Dinin âlet edildiği alanların başında siyaset gelmektedir. Öyle ki, dindar görünümlü siyasetçiler, milliyetçiler, siyasal İslâmcılar, laikler, sağcılar, solcular, sosyal demokratlar ve hatta komünistler ve ateistler de dahil olmak üzere, siyasî yelpazenin her kanadında siyaset yapanlar, yeri geldiğinde dinden ve dinî duygulardan siyaset adına istifade etmeye çalışıyorlar. “Din umumun mukaddes malıdır, herkes ondan istifade edebilir” ama, siyaset için değil. Olur olmaz yerde dinî söylemlere sarılmak, dinî sembolleri kullanmak, dinî eserleri teşhir etmek, dinden istifade değil, dinî istismar etmek olur. Halbuki gerçek âlimler ve müceddidler, mukaddes din duygularını dünya menfaatine değil, ahiret menfaatine bile vasıta ve basamak yapmamışlar, yapılmasına da müsaade etmemişlerdi. Allah’ın dini, sadece Allah’ın rızasını kazanmak için istimal edilir. Zaten Allah’ın rızasını kazandıktan, sonra insanın başka neye ihtiyacı kalır ki?
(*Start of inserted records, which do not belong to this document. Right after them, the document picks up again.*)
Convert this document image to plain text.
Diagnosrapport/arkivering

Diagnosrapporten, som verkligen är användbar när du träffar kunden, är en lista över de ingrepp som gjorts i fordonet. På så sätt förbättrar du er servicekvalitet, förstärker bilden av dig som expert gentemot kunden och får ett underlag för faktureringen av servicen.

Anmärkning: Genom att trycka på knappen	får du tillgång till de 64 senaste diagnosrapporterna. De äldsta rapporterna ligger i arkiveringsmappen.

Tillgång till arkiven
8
Dini siyasete âlet edenler karşılığında ne kazanıyorlar? İktidar, ikbal, mevki, makam, belki de bol miktarda dünyalık. Halbuki dünyalık elde etmek için o kadar çok meslek ve vasıta var ki, dini kullanmaya hiç gerek yok. Din, dünyalık için değil, ahireti kazanmak için lâzımdır. Ama dini kullanmak hem daha kolay, hem de daha çok kazandırıyor. Bir siyasetçi kürsüye çıkıyor, bir kaç âyet ve hadis okuyor, o da yetmezse eline bir Kur’ân-ı Kerîm veya Risale-i Nur alıp “biz bunlara hizmet ediyoruz” diye havaya kaldırıyor. Milletin dinî duygularını galeyana getiriyor, ondan sonra gelsin oylar, makamlar, mevkiler…
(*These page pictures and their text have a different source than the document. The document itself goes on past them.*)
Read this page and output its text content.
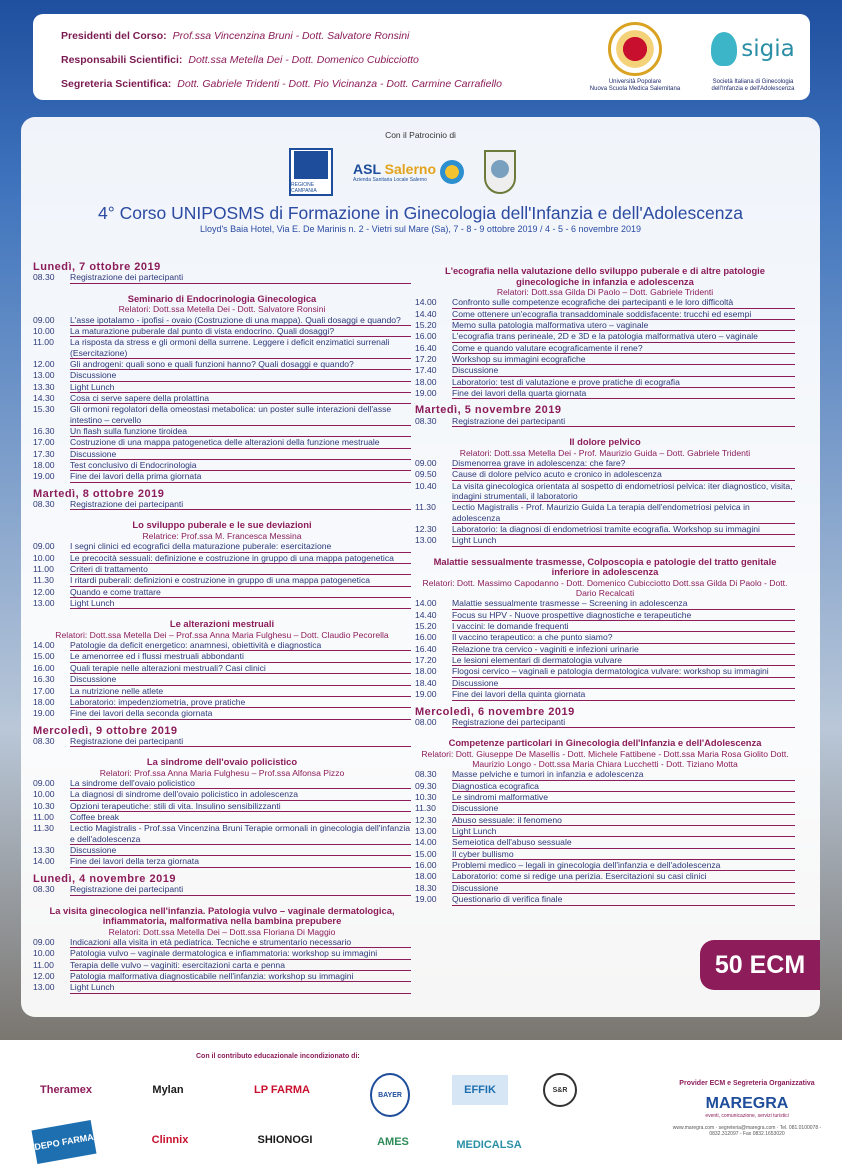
Presidenti del Corso: Prof.ssa Vincenzina Bruni - Dott. Salvatore Ronsini
Responsabili Scientifici: Dott.ssa Metella Dei - Dott. Domenico Cubicciotto
Segreteria Scientifica: Dott. Gabriele Tridenti - Dott. Pio Vicinanza - Dott. Carmine Carrafiello	Università Popolare
Nuova Scuola Medica Salernitana
sigia
Società Italiana di Ginecologia
dell'Infanzia e dell'Adolescenza
Con il Patrocinio di
REGIONE CAMPANIA
ASL Salerno
Azienda Sanitaria Locale Salerno
4° Corso UNIPOSMS di Formazione in Ginecologia dell'Infanzia e dell'Adolescenza
Lloyd's Baia Hotel, Via E. De Marinis n. 2 - Vietri sul Mare (Sa), 7 - 8 - 9 ottobre 2019 / 4 - 5 - 6 novembre 2019
Lunedì, 7 ottobre 2019
08.30	Registrazione dei partecipanti
Seminario di Endocrinologia Ginecologica
Relatori: Dott.ssa Metella Dei - Dott. Salvatore Ronsini
09.00	L'asse ipotalamo - ipofisi - ovaio (Costruzione di una mappa). Quali dosaggi e quando?
10.00	La maturazione puberale dal punto di vista endocrino. Quali dosaggi?
11.00	La risposta da stress e gli ormoni della surrene. Leggere i deficit enzimatici surrenali (Esercitazione)
12.00	Gli androgeni: quali sono e quali funzioni hanno? Quali dosaggi e quando?
13.00	Discussione
13.30	Light Lunch
14.30	Cosa ci serve sapere della prolattina
15.30	Gli ormoni regolatori della omeostasi metabolica: un poster sulle interazioni dell'asse intestino – cervello
16.30	Un flash sulla funzione tiroidea
17.00	Costruzione di una mappa patogenetica delle alterazioni della funzione mestruale
17.30	Discussione
18.00	Test conclusivo di Endocrinologia
19.00	Fine dei lavori della prima giornata
Martedì, 8 ottobre 2019
08.30	Registrazione dei partecipanti
Lo sviluppo puberale e le sue deviazioni
Relatrice: Prof.ssa M. Francesca Messina
09.00	I segni clinici ed ecografici della maturazione puberale: esercitazione
10.00	Le precocità sessuali: definizione e costruzione in gruppo di una mappa patogenetica
11.00	Criteri di trattamento
11.30	I ritardi puberali: definizioni e costruzione in gruppo di una mappa patogenetica
12.00	Quando e come trattare
13.00	Light Lunch
Le alterazioni mestruali
Relatori: Dott.ssa Metella Dei – Prof.ssa Anna Maria Fulghesu – Dott. Claudio Pecorella
14.00	Patologie da deficit energetico: anamnesi, obiettività e diagnostica
15.00	Le amenorree ed i flussi mestruali abbondanti
16.00	Quali terapie nelle alterazioni mestruali? Casi clinici
16.30	Discussione
17.00	La nutrizione nelle atlete
18.00	Laboratorio: impedenziometria, prove pratiche
19.00	Fine dei lavori della seconda giornata
Mercoledì, 9 ottobre 2019
08.30	Registrazione dei partecipanti
La sindrome dell'ovaio policistico
Relatori: Prof.ssa Anna Maria Fulghesu – Prof.ssa Alfonsa Pizzo
09.00	La sindrome dell'ovaio policistico
10.00	La diagnosi di sindrome dell'ovaio policistico in adolescenza
10.30	Opzioni terapeutiche: stili di vita. Insulino sensibilizzanti
11.00	Coffee break
11.30	Lectio Magistralis - Prof.ssa Vincenzina Bruni Terapie ormonali in ginecologia dell'infanzia e dell'adolescenza
13.30	Discussione
14.00	Fine dei lavori della terza giornata
Lunedì, 4 novembre 2019
08.30	Registrazione dei partecipanti
La visita ginecologica nell'infanzia. Patologia vulvo – vaginale dermatologica, infiammatoria, malformativa nella bambina prepubere
Relatori: Dott.ssa Metella Dei – Dott.ssa Floriana Di Maggio
09.00	Indicazioni alla visita in età pediatrica. Tecniche e strumentario necessario
10.00	Patologia vulvo – vaginale dermatologica e infiammatoria: workshop su immagini
11.00	Terapia delle vulvo – vaginiti: esercitazioni carta e penna
12.00	Patologia malformativa diagnosticabile nell'infanzia: workshop su immagini
13.00	Light Lunch
L'ecografia nella valutazione dello sviluppo puberale e di altre patologie ginecologiche in infanzia e adolescenza
Relatori: Dott.ssa Gilda Di Paolo – Dott. Gabriele Tridenti
14.00	Confronto sulle competenze ecografiche dei partecipanti e le loro difficoltà
14.40	Come ottenere un'ecografia transaddominale soddisfacente: trucchi ed esempi
15.20	Memo sulla patologia malformativa utero – vaginale
16.00	L'ecografia trans perineale, 2D e 3D e la patologia malformativa utero – vaginale
16.40	Come e quando valutare ecograficamente il rene?
17.20	Workshop su immagini ecografiche
17.40	Discussione
18.00	Laboratorio: test di valutazione e prove pratiche di ecografia
19.00	Fine dei lavori della quarta giornata
Martedì, 5 novembre 2019
08.30	Registrazione dei partecipanti
Il dolore pelvico
Relatori: Dott.ssa Metella Dei - Prof. Maurizio Guida – Dott. Gabriele Tridenti
09.00	Dismenorrea grave in adolescenza: che fare?
09.50	Cause di dolore pelvico acuto e cronico in adolescenza
10.40	La visita ginecologica orientata al sospetto di endometriosi pelvica: iter diagnostico, visita, indagini strumentali, il laboratorio
11.30	Lectio Magistralis - Prof. Maurizio Guida La terapia dell'endometriosi pelvica in adolescenza
12.30	Laboratorio: la diagnosi di endometriosi tramite ecografia. Workshop su immagini
13.00	Light Lunch
Malattie sessualmente trasmesse, Colposcopia e patologie del tratto genitale inferiore in adolescenza
Relatori: Dott. Massimo Capodanno - Dott. Domenico Cubicciotto Dott.ssa Gilda Di Paolo - Dott. Dario Recalcati
14.00	Malattie sessualmente trasmesse – Screening in adolescenza
14.40	Focus su HPV - Nuove prospettive diagnostiche e terapeutiche
15.20	I vaccini: le domande frequenti
16.00	Il vaccino terapeutico: a che punto siamo?
16.40	Relazione tra cervico - vaginiti e infezioni urinarie
17.20	Le lesioni elementari di dermatologia vulvare
18.00	Flogosi cervico – vaginali e patologia dermatologica vulvare: workshop su immagini
18.40	Discussione
19.00	Fine dei lavori della quinta giornata
Mercoledì, 6 novembre 2019
08.00	Registrazione dei partecipanti
Competenze particolari in Ginecologia dell'Infanzia e dell'Adolescenza
Relatori: Dott. Giuseppe De Masellis - Dott. Michele Fattibene - Dott.ssa Maria Rosa Giolito Dott. Maurizio Longo - Dott.ssa Maria Chiara Lucchetti - Dott. Tiziano Motta
08.30	Masse pelviche e tumori in infanzia e adolescenza
09.30	Diagnostica ecografica
10.30	Le sindromi malformative
11.30	Discussione
12.30	Abuso sessuale: il fenomeno
13.00	Light Lunch
14.00	Semeiotica dell'abuso sessuale
15.00	Il cyber bullismo
16.00	Problemi medico – legali in ginecologia dell'infanzia e dell'adolescenza
18.00	Laboratorio: come si redige una perizia. Esercitazioni su casi clinici
18.30	Discussione
19.00	Questionario di verifica finale
50 ECM
Con il contributo educazionale incondizionato di:
Theramex	Mylan	LP FARMA	BAYER	EFFIK	S&R
DEPO FARMA	Clinnix	SHIONOGI	AMES	MEDICALSA
Provider ECM e Segreteria Organizzativa
MAREGRA
eventi, comunicazione, servizi turistici
www.maregra.com · segreteria@maregra.com · Tel. 081.0100078 - 0832.312097 - Fax 0832.1653020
Din sadece siyasete âlet edilmiyor. İhtilâllere ve darbelere de âlet ediliyor. 12 Eylül darbesini hatırlayanlar bilirler, darbeyi meşrû göstermek ve kendilerine destek bulmak için darbeciler tarafından uçaklardan âyet ve hadisler atılmıştı. Bununla da kalınmamış, bazı cemaatlerin ileri gelenleri ikna edilerek din adına darbelere methiyeler düzülmüştü. Bazı hocalar ve cemaat önderleri, darbeye destek olmanın dinî bir vecibe olduğunu söylemişlerdi. Laiklik ilkesini tahkim eden darbe anayasası oylanırken bile, bu anayasaya evet demeyenlerin vebal altında kalacakları yolunda fetvalar verilmişti.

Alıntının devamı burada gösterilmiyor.